Nov 052014
 

Since the fundamental reason a business exists is to make profits (and the more the better), one might ask the question – Why do Samsung, HTC, Microsoft, LG, Blackberry etc even bother to sell smartphones.

A new research report put out by Michael Walkley of research group Canaccord Genuity estimates that Apple took 86% of the profits made by the major handset vendors in the third quarter (July-September) of 2014.

Although Chinese smartphone vendors (peddling Android devices) have been in the news lately because of their low cost and fast processors, Walkley did not include them in his report for want of financial data.

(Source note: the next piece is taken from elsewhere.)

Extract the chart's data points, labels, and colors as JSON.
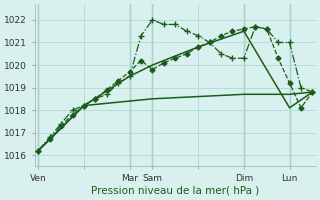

Besides Apple, Samsung and LG were the only prominent handset vendors in positive territory in the third quarter.

“We believe Apple is experiencing a record iPhone 6 upgrade cycle due to very strong replacement sales as well as from high-tier smartphone market share gains from Android,” Walkley wrote in the research note. “We believe these trends should result in very strong (fourth quarter of calendar 2014) smartphone sales and share gains for Apple.”

Samsung – Bad Shape

In contrast to Apple’s go-go quarters, Samsung Electronics is struggling in recent quarters.

Samsung reported a sharp fall in third quarter 2014 profits triggered by lacklustre smartphone sales.

Samsung Electronics’ third-quarter operating profit fell 60.1% to 4.1 trillion won ($3.90 billion). Worse, the company’s mobile division profits for the quarter crashed by 73.9% to 1.75 trillion won.

Apparently, many consumers are giving the cold shoulder to the company’s profitable high-end Android-based smartphones like the Samsung Galaxy S5.

It was the second consecutive quarterly decline in smartphone profits for Samsung.

In the third quarter, Samsung sold 120 million mobile phones but the portion of smartphones fell below 80%.

Samsung is struggling against Apple at the high-end and battling nimble vendors like Lenova and Xiaomi in the mid to low-end segments.

Samsung is rightly pessimistic over prospects for smartphones in the October-December 2014 quarter. Apple’s new large-screen iPhone 6 and iPhone 6 Plus are off to a rocking start and should make the going extremely difficult for the rest of the handset industry.

Walkley put both Motorola Mobility and Microsoft in negative territory on their handset business in the third quarter.

Microsoft has sunk billions into its smartphone and tablet businesses but seen only a sea of red ink in return.

Apple has lost the numbers game battle to Android but its profits of $8.5 billion in the July-September quarter show how far ahead it’s in the profits war. iPhones accounted for 56% of Apple’s September quarter revenue of $42.12 billion.

Should open source software based smartphones like Firefox OS and the upcoming Ubuntu phones gain momentum, the damage to the likes of Samsung, LG and Microsoft will perhaps be irremediable.